初めての除雪作業。積雪は2mを超えている。屋根からの雪が積み上がって壁のようになっている。掘り上げるような作業になるので「雪かき」ではなく「雪掘り」と地元の人たちはいう。

「ここで携帯とかテレビとかなくても、別に不便じゃなかった」

「暮らすとなったら違う考え方するでしょ」

「コンビニがないと不便って思いがちだけど、コンビニがないからこそあるものもあるって気づいた」

 立教大学の学生19人が2月上旬、授業の一環として新潟県南魚沼市の山間部の集落にやってきた。

「サービスラーニング」という学びの手法で、現場で体験的に実際の課題に関わりながら学んでいく。19人中14人が、「初の農村体験プログラム」と答えていた。

冷え込んだ朝方、雪は岩のように硬く重い。前日に車庫の屋根から下ろした雪を、さらに道路の外に投げ出す。体から湯気が上る。

 豪雪地帯にある高齢化が進む栃窪地区を舞台に、「雪掘り」をしたり村の人たちと対話をしたりしながら、農山村について知り、高齢化が意味することを考え、自分たちの日々や行動と照らし合わせていく。

 生まれて初めての雪掘りは、きつかった人たちが多かったようで、「こんな少しの雪掘りでもこんなに大変。これまでテレビでわからず聞いていた雪の事故について、ようやく理解できた」などという感想が初日に聞かれた。

超小規模校と呼ばれる栃窪小学校で、児童と大学生が一緒になってゲームなどをした。

 全校児童12人の小学校では、子どもたちが準備した「新米試食会」に招待してもらい、小学1年生から6年生までの一人一人が、21人の大学生と交わった。

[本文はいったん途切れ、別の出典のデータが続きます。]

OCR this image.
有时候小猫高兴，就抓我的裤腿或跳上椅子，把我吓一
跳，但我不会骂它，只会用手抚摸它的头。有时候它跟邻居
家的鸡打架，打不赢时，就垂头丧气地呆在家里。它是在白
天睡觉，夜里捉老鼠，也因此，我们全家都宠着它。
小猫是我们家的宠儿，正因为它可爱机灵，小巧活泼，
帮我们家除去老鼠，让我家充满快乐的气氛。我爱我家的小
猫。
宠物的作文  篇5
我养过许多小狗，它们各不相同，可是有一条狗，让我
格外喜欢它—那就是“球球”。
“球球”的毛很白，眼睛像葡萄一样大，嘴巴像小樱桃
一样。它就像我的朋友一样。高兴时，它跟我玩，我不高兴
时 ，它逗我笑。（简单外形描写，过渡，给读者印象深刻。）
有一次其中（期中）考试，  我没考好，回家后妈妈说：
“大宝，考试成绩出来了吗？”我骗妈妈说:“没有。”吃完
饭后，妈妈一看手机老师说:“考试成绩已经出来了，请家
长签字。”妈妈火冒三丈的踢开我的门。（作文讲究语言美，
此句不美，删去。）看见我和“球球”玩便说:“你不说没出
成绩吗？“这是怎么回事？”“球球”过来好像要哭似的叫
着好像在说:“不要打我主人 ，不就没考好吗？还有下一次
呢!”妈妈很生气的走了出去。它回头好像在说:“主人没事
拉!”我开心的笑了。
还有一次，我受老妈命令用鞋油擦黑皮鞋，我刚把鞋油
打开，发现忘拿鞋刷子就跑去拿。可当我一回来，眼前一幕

何軒かの家に上げてもらって話しを聞いたり、50代と70代の住民からは彼らが経験した社会と暮らしの変化の様子を聞いたりした。連日、とても美味しいお米と食事をいただきながら、今は雪の下になっている田んぼと農についても話題になった。よく晴れた日には、一面の雪原となった場所を山の方にカンジキをつけて歩き、動物の足跡を見たり、それぞれ寝転がって美味しい空気と景色を楽しみながら、静かな時間も過ごした。

 わずか3泊4日の滞在だったが、密度の濃い体験的学びと、寝る間も惜しんでのディスカッションを通して、学生たちは自らの視野を広げ、多角的な視点を得て考えを深めていた。そこで起きていることと都市が無縁でないことに気づいていく。

連日の議論。みんなが真剣に、地域と都会、そして自分たちの暮らしについて考えを深めました。

「都市は水も食料もエネルギーも、都市以外の場所に支えられている」、「栃窪の危機は、自分たちの危機」。

 集落の一人は、過疎高齢化が進むと大変なことになると10年以上前から危機意識を持って動いていたにも関わらず、現実になってみると「ここまで追い込まれてきた」と話した。

 これを受けて学生たちも、「今、わかっていて将来大きな問題になるようなものについて、自分たちはもっと真剣に向き合わなくてはいけないのでは」と緊張感ある発言もあった。

 「ここの小学校は生徒が少ないから、一人欠けたら大変だし、誰も代われない。でも私が休んでも、授業には関係ないし、バイトは代わりがいるし、私ってこれまでずっと代替可能な存在だったって気づいた」。

 こうした声を元に、一人ひとりが「代替不可能」な存在となることが、持続可能な社会作りに関係するのではないか、など様々な意見が出されていった。

 最後のふりかえりアンケートでは、経験することの大切さや、地域のつながりの価値、思い込みや先入観に気づけたこと、食への意識、自分で生産する意欲など、びっしり書かれていた。そして「夏にも栃窪に行きたい!大好きになりました」。

 久しぶりにみずみずしく、かつ深い感性に出会った気がした。

 通常、観光客として訪問することはあっても、土地の普段着の暮らしに触れたり、考察したりすることはなかなかない。受け入れる方も大変ではあるが、こうした機会を持つ大切さをつくづく思う。